Motorists might be familiar with the following scenario: you pull into a petrol station with half a tank of fuel but the bowser dispenses enough fuel to suggest it was near-empty.
You may have assumed that your reserve fuel tank was larger than expected and, most of the time, this would be correct.
But according to Minister for Industry, Science and Technology Karen Andrews, an audit of national petrol bowsers in 2017–19 found 4.8 per cent had inaccuracy issues that disadvantaged a consumer — double the 2.4 per cent proportion uncovered in 2015–16.
Ms Andrews said a bowser so inaccurate it prompts questions about tank-size could be a significant issue for consumers.
“But there can also be minor discrepancies, which could result in a consumer losing between 30 and 90 cents for every $100 spent,” she said.
“For the business, that adds up considerably each day — each week if that discrepancy continues.
“There’s a lot of money that can go to a business from a small amount lost by each consumer that comes in.”
Inspectors on the prowl
Enter the National Measurement Institute (NMI), a national authority tasked with ensuring retailers maintain the accuracy of measurement devices.

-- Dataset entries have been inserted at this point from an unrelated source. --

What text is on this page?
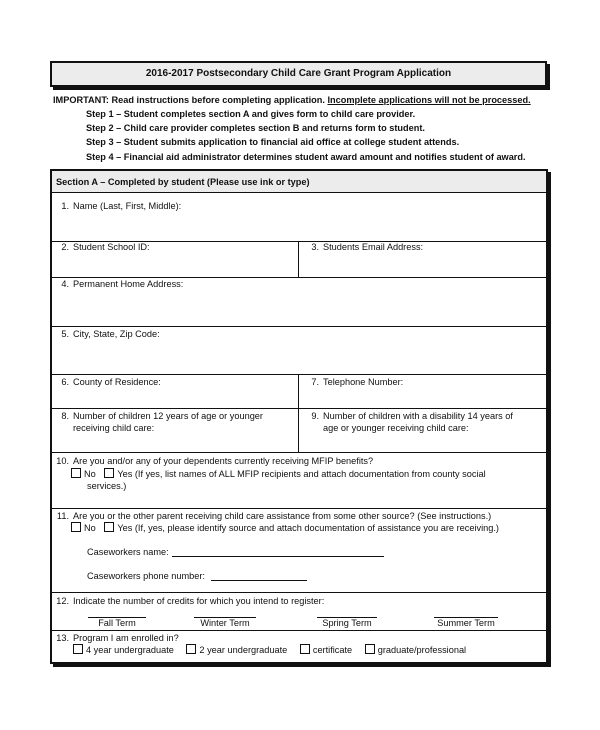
2016-2017 Postsecondary Child Care Grant Program Application
IMPORTANT: Read instructions before completing application. Incomplete applications will not be processed.
Step 1 – Student completes section A and gives form to child care provider.
Step 2 – Child care provider completes section B and returns form to student.
Step 3 – Student submits application to financial aid office at college student attends.
Step 4 – Financial aid administrator determines student award amount and notifies student of award.
Section A – Completed by student (Please use ink or type)
1. Name (Last, First, Middle):
2. Student School ID:	3. Students Email Address:
4. Permanent Home Address:
5. City, State, Zip Code:
6. County of Residence:	7. Telephone Number:
8. Number of children 12 years of age or younger
receiving child care:
9. Number of children with a disability 14 years of
age or younger receiving child care:
10. Are you and/or any of your dependents currently receiving MFIP benefits?
No Yes (If yes, list names of ALL MFIP recipients and attach documentation from county social
services.)
11. Are you or the other parent receiving child care assistance from some other source? (See instructions.)
No Yes (If, yes, please identify source and attach documentation of assistance you are receiving.)
Caseworkers name:
Caseworkers phone number:
12. Indicate the number of credits for which you intend to register:
Fall Term	Winter Term	Spring Term	Summer Term
13. Program I am enrolled in?
4 year undergraduate	2 year undergraduate	certificate	graduate/professional
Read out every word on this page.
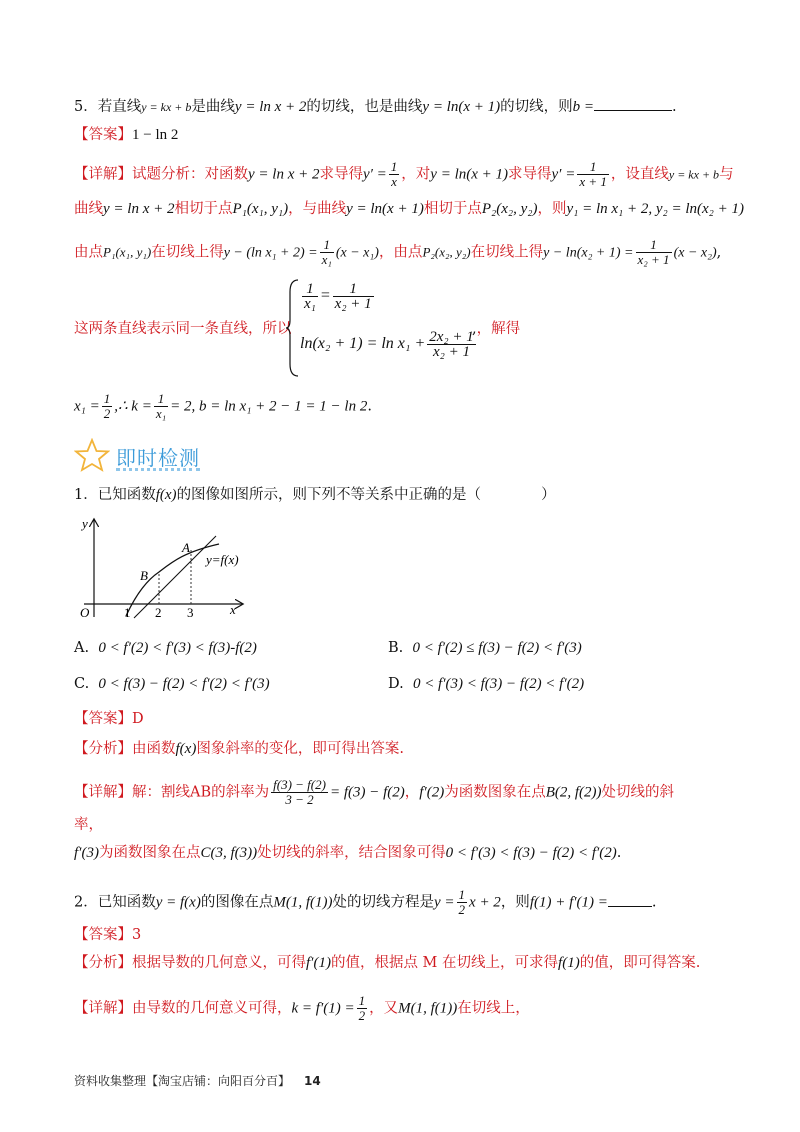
5．若直线y = kx + b是曲线y = ln x + 2的切线，也是曲线y = ln(x + 1)的切线，则b =	.
【答案】1 − ln 2
【详解】试题分析：对函数y = ln x + 2求导得$y' = \frac{1}{x}$ ，对y = ln(x + 1)求导得$y' = \frac{1}{x + 1}$ ，设直线y = kx + b与
曲线y = ln x + 2相切于点P₁(x₁, y₁)，与曲线y = ln(x + 1)相切于点P₂(x₂, y₂)，则y₁ = ln x₁ + 2, y₂ = ln(x₂ + 1)
由点P₁(x₁, y₁)在切线上得y − (ln $x_1 + 2) = \frac{1}{\text{x₁}} (x - x_1)$，由点P₂(x₂, y₂)在切线上得$y - \ln(x_2 + 1) = \frac{1}{\text{x₂ + 1}} (x - x_2)$,
这两条直线表示同一条直线，所以
$\frac{1}{\text{x₁}} = \frac{1}{\text{x₂ + 1}}$
$\ln(x_2 + 1) = \ln x_1 + \frac{\text{2x₂ + 1}}{\text{x₂ + 1}}$
,，解得
$x_1 = \frac{1}{2}$ ,∴ $k = \frac{1}{\text{x₁}} = 2$, b = ln x₁ + 2 − 1 = 1 − ln 2.
即时检测
1．已知函数f(x)的图像如图所示，则下列不等关系中正确的是（	）
y
x
O	1 2 3
A
B
y=f(x)
A. 0 < f′(2) < f′(3) < f(3)-f(2)	B. 0 < f′(2) ≤ f(3) − f(2) < f′(3)
C. 0 < f(3) − f(2) < f′(2) < f′(3)	D. 0 < f′(3) < f(3) − f(2) < f′(2)
【答案】D
【分析】由函数f(x)图象斜率的变化，即可得出答案.
【详解】解：割线AB的斜率为 $\frac{f(3) - f(2)}{3 - 2} = f(3) - f(2)$，f′(2)为函数图象在点B(2, f(2))处切线的斜
率，
f′(3)为函数图象在点C(3, f(3))处切线的斜率，结合图象可得0 < f′(3) < f(3) − f(2) < f′(2).
2．已知函数y = f(x)的图像在点M(1, f(1))处的切线方程是$y = \frac{1}{2}$ x + 2，则f(1) + f′(1) =	.
【答案】3
【分析】根据导数的几何意义，可得f′(1)的值，根据点 M 在切线上，可求得f(1)的值，即可得答案.
【详解】由导数的几何意义可得，$k = f'(1) = \frac{1}{2}$ ，又M(1, f(1))在切线上，
资料收集整理【淘宝店铺：向阳百分百】 14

It employs about 60 trade measurement inspectors who work nationwide to audit about 9500 businesses each year, inspecting about 15,000 devices, such as food scales, weigh-bridges and beverage dispensers.
They also inspect, unannounced, up to 3000 petrol dispensers annually, ensuring litreage dispensed by a bowser matches what a customer pays for.
“It is the responsibility of the retailer to make sure their equipment is calibrated, and they have annual obligations,” Ms Andrews said.
“There’s always an issue that it could be deliberate, but a lot of it is just calibration with the equipment that needs to be adjusted.”
Inaccurate bowser percentage rises
Of 2925 petrol and diesel dispensers measured in 2015–16, 117 were found to be inaccurate to a consumer’s advantage, while 70 were inaccurate to a consumer’s disadvantage.
Of 1779 bowsers tested in 2016-17, 51 proved inaccurate to a consumer’s advantage, while 54 were inaccurate to their disadvantage.
But of 1933 tested in 2017-18, some 98 inaccurate fuel dispensers disadvantaged consumers, while another 30 were to the consumer’s advantage.
“At this stage there’s no explanation for that [the inaccuracy increase], so I’ll be looking to see, when the new set of figures come out, if it is still showing around 5 per cent or if it has dropped back,” Ms Andrews said.
She said inspectors had a range of options and, if it was a minor calibration issue, it could often be rectified on the spot.
“But I would expect that would be quite difficult in the case of dispensing petrol,” Ms Andrews said.
“There’s also the potential that there could be fines.”
Ms Andrews said the NMI issued 58 fines costing on average about $1000 each to businesses in 2017–18, while at least one business was referred to the Commonwealth Director of Public Prosecutions.
She urged people who suspected a fuel dispenser, or another trade measuring device, to be inaccurate, to report it to both the business involved and the NMI.
It is worth noting, however, that of 511 complaints about liquid and gas measurements made to the NMI in 2017–18, just 16 were found to be justified in that they disadvantaged consumers.
In the previous financial year, that figure was 18 of 411 complaints and, in 2015–16, it was 10 of 459 complaints.
It seems people’s reserve tanks really do have a larger capacity than generally assumed, but it is worth paying attention regardless.
“Every cent does matter,” Ms Andrews said.